É o problema de sempre: não se tolera um ai a quem se crê ter o supremo dever de estar calado – o que não é, nem pouco mais ou menos, o mesmo que estar em silêncio!
E àqueles que fazem da vida um exercício de dádiva aos seus concidadãos, que se esmifram e consomem num quase holocausto diário de entrega e dedicação não há quem lhes dê uma mão – a não ser para os empurrar ou agredir. É como os bombeiros: ah, eles são voluntários, então já têm a paga no gosto que lhes dá fazer aquilo que querem.
Enfim, neste nosso tempo de saque e rapinagem, o acto de dar tem o seu prestígio muito abalado – só vale o que é caro. E quem surripia bens de primeira necessidade da prateleira do hipermercado trama-se – só dá sacar à grande!
Por isso, as escolas têm quase todas elas, como patronos, gente, desde logo morta, certamente ilustre, mas pelintra: Camões que morreu na miséria, Gil Vicente, talvez não tanto, mas não consta que fosse rico, apesar de escrever para dois patrões, Pedro Nunes, que naquele tempo ainda não havia o prémio Nobel, Passos Manuel que, retirado, definhou só e sem cheta. E o próprio Alexandre Herculano teve que dedicar-se à vinha e à azeitona para fugir ao destino do aperto e da aflição. Não há escolas com o nome de ricos, Américo Amorim ou Belmiro de Azevedo – desde logo porque são vivos – e só depois de não poderem mexer mais! Creio que deram o nome de Alfredo da Silva a uma escola do Barreiro – mas certamente mais pelo que fez pelos pobres do que pelo rico que foi!

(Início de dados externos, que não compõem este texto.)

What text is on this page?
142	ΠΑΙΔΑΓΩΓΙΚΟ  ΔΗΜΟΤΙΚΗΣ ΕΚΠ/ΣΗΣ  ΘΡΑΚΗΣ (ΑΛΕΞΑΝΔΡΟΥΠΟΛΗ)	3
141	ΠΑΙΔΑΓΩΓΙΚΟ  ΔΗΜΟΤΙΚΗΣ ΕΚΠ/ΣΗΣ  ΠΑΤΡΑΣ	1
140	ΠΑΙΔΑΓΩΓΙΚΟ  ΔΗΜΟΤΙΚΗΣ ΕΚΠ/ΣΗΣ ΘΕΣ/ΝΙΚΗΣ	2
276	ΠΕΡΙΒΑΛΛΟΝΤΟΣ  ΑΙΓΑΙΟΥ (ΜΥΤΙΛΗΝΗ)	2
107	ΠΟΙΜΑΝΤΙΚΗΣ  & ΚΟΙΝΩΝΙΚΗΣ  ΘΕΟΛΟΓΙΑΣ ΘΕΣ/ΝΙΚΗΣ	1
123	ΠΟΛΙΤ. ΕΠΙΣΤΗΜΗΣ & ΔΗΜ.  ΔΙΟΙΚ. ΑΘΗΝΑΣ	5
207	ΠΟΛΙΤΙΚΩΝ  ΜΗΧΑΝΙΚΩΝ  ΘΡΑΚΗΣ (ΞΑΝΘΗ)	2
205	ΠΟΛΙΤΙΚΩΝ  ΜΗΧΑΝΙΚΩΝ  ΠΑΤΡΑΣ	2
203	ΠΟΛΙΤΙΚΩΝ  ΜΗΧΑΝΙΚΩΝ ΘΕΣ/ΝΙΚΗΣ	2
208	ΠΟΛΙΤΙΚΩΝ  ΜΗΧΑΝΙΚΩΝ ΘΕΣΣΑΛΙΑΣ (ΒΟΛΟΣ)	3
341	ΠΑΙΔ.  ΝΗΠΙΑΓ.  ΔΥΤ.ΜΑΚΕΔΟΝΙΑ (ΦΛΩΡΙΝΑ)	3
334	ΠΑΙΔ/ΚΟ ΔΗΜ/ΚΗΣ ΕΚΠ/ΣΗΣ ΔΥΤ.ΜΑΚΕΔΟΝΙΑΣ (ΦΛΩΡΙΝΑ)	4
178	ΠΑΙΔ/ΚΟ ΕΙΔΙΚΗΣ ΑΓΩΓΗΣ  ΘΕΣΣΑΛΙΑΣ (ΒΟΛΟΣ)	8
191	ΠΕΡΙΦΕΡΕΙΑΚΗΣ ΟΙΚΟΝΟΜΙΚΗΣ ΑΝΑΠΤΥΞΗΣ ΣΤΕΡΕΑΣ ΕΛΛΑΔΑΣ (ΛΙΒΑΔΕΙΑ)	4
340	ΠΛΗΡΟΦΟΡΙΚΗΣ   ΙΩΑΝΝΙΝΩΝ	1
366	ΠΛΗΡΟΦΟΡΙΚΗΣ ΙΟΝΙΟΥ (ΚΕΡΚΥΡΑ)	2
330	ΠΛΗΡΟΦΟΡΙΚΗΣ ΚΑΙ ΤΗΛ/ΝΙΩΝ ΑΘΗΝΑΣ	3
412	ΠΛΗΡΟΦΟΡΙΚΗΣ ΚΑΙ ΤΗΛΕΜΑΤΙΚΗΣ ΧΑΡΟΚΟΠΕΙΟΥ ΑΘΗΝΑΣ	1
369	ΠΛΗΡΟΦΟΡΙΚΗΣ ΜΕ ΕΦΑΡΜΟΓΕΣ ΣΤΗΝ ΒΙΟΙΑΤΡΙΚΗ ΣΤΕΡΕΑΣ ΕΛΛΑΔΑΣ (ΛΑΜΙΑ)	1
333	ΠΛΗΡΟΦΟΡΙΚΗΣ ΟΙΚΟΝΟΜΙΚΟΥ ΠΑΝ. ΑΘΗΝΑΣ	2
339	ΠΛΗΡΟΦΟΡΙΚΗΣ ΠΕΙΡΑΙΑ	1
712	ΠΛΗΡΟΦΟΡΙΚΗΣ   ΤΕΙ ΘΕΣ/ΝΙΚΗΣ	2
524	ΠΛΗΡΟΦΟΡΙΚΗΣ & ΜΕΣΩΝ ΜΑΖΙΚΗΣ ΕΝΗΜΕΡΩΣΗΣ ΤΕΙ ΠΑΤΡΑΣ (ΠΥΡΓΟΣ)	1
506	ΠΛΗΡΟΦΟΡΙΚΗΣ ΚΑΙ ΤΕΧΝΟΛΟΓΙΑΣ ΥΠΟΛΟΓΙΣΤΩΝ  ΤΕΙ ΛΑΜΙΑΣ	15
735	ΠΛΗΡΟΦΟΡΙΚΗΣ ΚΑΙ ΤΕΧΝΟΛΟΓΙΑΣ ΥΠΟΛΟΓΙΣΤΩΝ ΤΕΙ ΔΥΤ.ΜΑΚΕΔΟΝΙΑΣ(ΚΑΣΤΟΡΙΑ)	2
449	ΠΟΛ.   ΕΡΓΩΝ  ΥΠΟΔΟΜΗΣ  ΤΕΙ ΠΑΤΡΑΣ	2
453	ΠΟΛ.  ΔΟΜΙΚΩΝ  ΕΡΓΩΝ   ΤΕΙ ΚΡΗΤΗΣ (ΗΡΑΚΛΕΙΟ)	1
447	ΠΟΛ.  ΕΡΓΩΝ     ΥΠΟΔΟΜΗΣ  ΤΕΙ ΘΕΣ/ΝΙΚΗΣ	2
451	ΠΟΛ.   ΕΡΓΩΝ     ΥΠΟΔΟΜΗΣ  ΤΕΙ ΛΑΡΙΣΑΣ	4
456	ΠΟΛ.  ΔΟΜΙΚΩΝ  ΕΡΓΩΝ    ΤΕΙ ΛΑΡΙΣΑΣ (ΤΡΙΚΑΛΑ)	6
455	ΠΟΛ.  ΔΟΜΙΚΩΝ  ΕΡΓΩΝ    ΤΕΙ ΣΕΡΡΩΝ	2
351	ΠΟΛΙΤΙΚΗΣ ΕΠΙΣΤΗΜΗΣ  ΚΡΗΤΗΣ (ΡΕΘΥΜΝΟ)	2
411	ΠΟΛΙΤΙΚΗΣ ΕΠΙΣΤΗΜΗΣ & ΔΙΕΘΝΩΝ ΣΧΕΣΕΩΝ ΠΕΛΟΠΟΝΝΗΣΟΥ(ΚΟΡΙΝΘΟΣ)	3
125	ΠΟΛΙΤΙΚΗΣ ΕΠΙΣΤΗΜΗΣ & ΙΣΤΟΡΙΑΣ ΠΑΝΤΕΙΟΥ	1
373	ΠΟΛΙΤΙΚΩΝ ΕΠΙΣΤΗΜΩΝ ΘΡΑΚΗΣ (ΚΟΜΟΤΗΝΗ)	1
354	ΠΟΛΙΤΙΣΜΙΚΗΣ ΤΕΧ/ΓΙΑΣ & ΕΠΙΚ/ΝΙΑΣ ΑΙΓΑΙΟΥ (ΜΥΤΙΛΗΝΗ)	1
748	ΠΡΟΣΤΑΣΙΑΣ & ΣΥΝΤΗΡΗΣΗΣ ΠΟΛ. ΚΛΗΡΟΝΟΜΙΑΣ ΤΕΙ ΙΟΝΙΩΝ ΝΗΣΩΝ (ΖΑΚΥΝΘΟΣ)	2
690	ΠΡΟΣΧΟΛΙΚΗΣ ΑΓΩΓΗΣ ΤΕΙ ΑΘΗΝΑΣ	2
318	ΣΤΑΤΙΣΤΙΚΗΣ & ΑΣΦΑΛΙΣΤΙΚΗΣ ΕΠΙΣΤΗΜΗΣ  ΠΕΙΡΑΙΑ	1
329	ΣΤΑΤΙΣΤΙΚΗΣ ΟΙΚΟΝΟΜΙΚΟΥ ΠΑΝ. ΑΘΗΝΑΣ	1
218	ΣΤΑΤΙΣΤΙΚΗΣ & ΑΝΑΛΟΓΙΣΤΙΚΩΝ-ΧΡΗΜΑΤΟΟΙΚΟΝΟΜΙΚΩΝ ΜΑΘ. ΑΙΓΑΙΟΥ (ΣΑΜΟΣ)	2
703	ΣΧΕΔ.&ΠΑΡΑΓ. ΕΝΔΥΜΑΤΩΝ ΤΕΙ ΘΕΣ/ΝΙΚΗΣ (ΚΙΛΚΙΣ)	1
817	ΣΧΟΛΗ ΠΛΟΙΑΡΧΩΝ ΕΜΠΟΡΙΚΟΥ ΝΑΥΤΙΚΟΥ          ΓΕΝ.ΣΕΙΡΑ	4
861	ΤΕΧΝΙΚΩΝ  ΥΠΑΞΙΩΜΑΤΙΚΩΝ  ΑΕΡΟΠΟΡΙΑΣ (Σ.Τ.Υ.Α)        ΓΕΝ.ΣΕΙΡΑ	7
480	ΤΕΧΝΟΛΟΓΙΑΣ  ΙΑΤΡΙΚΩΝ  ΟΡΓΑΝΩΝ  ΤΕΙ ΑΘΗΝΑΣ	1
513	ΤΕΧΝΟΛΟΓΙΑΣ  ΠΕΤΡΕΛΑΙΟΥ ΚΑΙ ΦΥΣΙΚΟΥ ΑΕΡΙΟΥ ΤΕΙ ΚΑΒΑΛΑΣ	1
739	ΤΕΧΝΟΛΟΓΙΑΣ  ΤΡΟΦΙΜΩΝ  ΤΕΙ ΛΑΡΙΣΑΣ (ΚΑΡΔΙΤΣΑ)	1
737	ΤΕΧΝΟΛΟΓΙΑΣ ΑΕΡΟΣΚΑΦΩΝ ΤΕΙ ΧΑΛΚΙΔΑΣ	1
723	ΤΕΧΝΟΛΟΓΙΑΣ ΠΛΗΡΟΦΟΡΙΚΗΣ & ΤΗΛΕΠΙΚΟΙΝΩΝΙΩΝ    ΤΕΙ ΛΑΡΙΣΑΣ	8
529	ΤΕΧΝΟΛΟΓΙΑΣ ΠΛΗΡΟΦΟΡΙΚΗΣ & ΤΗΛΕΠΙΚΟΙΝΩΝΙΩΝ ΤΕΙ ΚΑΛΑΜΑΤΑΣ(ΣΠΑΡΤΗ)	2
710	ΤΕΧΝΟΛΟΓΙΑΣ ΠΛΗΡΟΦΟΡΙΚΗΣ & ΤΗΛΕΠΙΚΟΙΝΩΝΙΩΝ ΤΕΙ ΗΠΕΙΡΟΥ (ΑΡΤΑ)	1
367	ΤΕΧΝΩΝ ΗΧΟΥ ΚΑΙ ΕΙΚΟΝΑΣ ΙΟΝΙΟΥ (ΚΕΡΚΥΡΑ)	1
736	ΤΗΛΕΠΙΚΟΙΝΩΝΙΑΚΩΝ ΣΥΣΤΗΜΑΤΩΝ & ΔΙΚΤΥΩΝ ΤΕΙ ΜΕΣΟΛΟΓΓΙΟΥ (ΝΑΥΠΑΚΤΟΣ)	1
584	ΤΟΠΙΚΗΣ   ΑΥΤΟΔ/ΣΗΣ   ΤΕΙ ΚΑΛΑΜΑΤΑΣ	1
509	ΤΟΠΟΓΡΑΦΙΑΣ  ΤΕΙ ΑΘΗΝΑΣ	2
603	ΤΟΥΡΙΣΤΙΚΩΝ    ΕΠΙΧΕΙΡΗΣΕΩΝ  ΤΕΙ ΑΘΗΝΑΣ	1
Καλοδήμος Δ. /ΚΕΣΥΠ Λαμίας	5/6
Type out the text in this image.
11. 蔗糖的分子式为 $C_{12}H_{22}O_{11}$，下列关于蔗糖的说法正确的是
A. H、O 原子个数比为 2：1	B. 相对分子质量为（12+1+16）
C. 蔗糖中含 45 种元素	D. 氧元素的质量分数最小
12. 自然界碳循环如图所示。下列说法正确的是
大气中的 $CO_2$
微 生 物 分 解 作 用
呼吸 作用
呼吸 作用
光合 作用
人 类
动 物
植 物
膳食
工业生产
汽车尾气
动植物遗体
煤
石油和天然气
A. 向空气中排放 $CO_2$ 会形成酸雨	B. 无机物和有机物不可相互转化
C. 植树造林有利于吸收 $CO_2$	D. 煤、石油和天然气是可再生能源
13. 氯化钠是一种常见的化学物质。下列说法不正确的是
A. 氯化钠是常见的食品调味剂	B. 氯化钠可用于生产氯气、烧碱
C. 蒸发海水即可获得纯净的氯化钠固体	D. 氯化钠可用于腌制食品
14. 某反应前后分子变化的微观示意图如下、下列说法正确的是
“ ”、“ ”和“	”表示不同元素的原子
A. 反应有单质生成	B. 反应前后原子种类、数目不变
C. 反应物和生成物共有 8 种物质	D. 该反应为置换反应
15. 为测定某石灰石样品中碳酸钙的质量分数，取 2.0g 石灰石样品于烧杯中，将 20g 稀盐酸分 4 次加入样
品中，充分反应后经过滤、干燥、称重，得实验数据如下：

Imagino, por isso, o sarilho que vai ser quando, no futuro, quiserem dar o nome de uma personalidade da Democracia a uma escola – isto, claro, se ainda houver clientes para abrir novas, o que é tragicamente duvidoso. Porque vai ser muito difícil encontrar um pobre – talvez o Cavaco que se vê à brocha para pagar a água e a luz!
Já Platão se vira em palpos-de-aranha e não fora a cumplicidade corajosa de um amigo e ter-se-ia irmanado com Sócrates no trágico destino da desconfiança e incompreensão.
Que admira, pois, que a função do professor continue pelas ruas da amargura? Ao poder inquieta essa sua perigosa mania de semear ideias esquisitas na moleirinha das criancinhas – que se querem contentinhas e alinhadinhas, se possível, afinadinhas e em coro a cantar o hino.
Como agora se inventou – tiradas da Democracia! – essa coisa, que parece bem, mas que incomoda que se farta, a autonomia das escolas, aos professores é preciso domesticá-los com trabalhos forçados e mantê-los no fio da navalha, isto é, instáveis e à beira de, a qualquer momento, poderem ir para a rua – a morada oficial do desespero.
Bem, mas há mais – muito mais. A verdade é que o professor é mal pago em toda a parte – sempre foi: «já na Suméria ganhavam uma merda» – desabafa um dos personagens do romance Signo Sinal de Vergílio Ferreira.
Sempre se achou que a actividade de professor não tem preço, elogio que o governo leva a sério e à letra: como não há dinheiro que pague tão sublime tarefa, não paga nada. Se não tem preço tal função então o nosso (a)preço por ela é…zero!
Mais: não se diz que é divina a função de ensinar? Eis que também aqui, quer no plano da lógica quer no da teologia, é irrepreensível a interpretação do Estado: de que se queixam, pois? Querem, mais dinheiro? – Deus não come!
O governo é exemplarmente consequente: dada a sua condição divina, os professores são seres invisíveis, subtis e ubíquos – não comem, fazem de tudo e estão prodigiosamente em toda a parte!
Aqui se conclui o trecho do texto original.